Ваденшё воспринял реплику Гульберга как вызов.
– Расскажите.
– Во‑первых, насчет полиции мы уже все обсудили. Поступим так, как запланировали. Постараемся нейтрализовать их, переориентируем дальнейшее расследование на побочную линию – поиски Нидермана. Этим займется Георг Нюстрём. Нам неважно, как сложится судьба Нидермана. Мы проследим за тем, чтобы Фасте поручили расследовать дело Саландер.
– Вероятно, это большого труда не составит, – сказал Нюстрём. – Я просто один на один побеседую с прокурором Экстрёмом.
– А если он заартачится…
– Не думаю. Он карьерист, и для него важнее всего собственная шкура. Но если возникнут осложнения, я, пожалуй, смогу найти какой-нибудь рычаг давления. Вряд ли ему захочется оказаться замешанным в скандал.
– Отлично. Теперь шаг номер два – это «Миллениум» и Микаэль Блумквист. Поэтому Клинтон и вернулся на службу, потому что требуются чрезвычайные меры.
– Я, наверное, не смог бы это одобрить, – сказал Ваденшё.
– Скорее всего, нет. Но манипулировать «Миллениумом» нам не удастся.
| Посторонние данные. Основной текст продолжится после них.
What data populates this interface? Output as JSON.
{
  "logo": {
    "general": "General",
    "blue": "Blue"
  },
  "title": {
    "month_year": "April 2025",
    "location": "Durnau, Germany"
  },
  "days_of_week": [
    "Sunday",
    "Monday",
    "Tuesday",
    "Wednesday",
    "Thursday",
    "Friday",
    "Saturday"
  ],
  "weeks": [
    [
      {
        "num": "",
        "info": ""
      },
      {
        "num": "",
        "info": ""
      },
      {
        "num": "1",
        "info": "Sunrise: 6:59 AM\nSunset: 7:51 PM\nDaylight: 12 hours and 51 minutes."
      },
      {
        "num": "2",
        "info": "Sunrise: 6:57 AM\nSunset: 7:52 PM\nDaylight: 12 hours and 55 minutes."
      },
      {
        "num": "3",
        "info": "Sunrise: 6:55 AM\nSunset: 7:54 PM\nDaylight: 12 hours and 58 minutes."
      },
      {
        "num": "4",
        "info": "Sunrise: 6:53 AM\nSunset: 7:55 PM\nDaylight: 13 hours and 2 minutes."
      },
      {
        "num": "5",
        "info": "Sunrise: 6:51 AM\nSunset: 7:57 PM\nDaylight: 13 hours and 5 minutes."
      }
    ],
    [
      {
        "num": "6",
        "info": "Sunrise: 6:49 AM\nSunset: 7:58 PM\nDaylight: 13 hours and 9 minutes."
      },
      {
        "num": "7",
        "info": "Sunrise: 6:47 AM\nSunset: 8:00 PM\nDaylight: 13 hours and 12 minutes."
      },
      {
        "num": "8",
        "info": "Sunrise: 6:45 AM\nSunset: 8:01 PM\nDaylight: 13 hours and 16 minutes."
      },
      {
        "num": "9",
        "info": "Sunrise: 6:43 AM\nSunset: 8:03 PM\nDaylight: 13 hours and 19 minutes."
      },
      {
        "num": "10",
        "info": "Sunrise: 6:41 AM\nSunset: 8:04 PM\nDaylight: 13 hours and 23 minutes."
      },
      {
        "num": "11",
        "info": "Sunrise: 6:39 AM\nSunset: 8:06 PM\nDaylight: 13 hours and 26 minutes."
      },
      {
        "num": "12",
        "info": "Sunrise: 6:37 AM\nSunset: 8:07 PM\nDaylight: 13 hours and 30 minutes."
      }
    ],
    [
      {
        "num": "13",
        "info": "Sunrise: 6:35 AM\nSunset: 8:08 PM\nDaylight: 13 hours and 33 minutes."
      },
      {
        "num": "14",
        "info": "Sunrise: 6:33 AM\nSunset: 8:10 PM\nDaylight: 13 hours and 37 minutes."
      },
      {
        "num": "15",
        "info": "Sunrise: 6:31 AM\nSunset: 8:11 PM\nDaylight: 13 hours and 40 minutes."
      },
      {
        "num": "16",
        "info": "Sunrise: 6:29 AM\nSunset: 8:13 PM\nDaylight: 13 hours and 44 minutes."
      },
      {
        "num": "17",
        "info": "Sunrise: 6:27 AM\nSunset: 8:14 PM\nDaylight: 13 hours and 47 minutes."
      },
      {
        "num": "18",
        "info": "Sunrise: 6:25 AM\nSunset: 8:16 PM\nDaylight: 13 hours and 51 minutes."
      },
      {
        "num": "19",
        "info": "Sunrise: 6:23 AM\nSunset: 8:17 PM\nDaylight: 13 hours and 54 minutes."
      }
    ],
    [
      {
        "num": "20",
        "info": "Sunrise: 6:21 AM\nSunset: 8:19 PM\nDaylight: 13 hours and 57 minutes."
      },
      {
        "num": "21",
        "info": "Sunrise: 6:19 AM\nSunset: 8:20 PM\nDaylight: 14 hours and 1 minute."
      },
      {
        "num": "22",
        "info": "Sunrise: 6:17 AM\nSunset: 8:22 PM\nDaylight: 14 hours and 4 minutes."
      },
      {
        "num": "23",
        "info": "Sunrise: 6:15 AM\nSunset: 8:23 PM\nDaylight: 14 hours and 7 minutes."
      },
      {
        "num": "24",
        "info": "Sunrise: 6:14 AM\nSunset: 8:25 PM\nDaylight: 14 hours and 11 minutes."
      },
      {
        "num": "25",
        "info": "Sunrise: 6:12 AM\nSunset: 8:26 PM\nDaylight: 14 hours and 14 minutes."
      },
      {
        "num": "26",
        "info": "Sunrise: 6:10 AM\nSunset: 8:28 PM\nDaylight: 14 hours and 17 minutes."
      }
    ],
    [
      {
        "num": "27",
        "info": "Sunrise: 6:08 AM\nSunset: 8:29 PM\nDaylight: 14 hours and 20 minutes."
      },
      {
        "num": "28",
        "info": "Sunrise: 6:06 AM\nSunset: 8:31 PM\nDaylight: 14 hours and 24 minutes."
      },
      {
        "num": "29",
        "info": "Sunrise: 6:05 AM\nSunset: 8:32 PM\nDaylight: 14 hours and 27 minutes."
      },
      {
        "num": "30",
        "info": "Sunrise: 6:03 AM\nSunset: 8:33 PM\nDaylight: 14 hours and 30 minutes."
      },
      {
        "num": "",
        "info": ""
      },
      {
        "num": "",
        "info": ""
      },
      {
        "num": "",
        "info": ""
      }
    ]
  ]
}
Дело в том, что к ним попал в руки один-единственный документ – полицейский отчет Бьёрка от девяносто первого года. В данный момент, я полагаю, этот документ находится в двух, возможно, в трех местах. Отчет нашла Лисбет Саландер, но его каким-то образом заполучил Микаэль Блумквист. Это означает, что, пока Саландер была в бегах, она каким-то образом контактировала с Блумквистом.
Клинтон поднял палец и впервые заговорил после того, как пришел:
– Судя по этим фактам, мы можем составить впечатление о характере нашего противника. Блумквист не боится идти ва-банк. И дело Веннерстрёма – тому пример.
Гульберг кивнул.
– Блумквист передал отчет главному редактору Эрике Бергер, которая, в свою очередь, показала его Бублански. Значит, она тоже ознакомилась с документом. Предполагаю, что у Блумквиста есть копия, а еще одна имеется в редакции.
– Звучит убедительно, – согласился Ваденшё.
– «Миллениум» выходит раз в месяц, следовательно, их публикация появится не завтра. Значит, у нас есть время, однако необходимо заполучить обе эти копии. И тут мы не сможем действовать через генерального прокурора.
– Ясно.
– Значит, нам предстоит возобновить оперативную деятельность и организовать кражу со взломом у Блумквиста и в редакции «Миллениума». Ты справишься с этим, Юнас?
Юнас Сандберг покосился на Ваденшё.
– Эверт, ради бога, поймите нас… Мы такими вещами больше не занимаемся, – сказал тот. – Времена изменились, и теперь мы занимаемся взломом компьютеров, теленаблюдением и тому подобным. Для оперативной деятельности у нас нет ресурсов.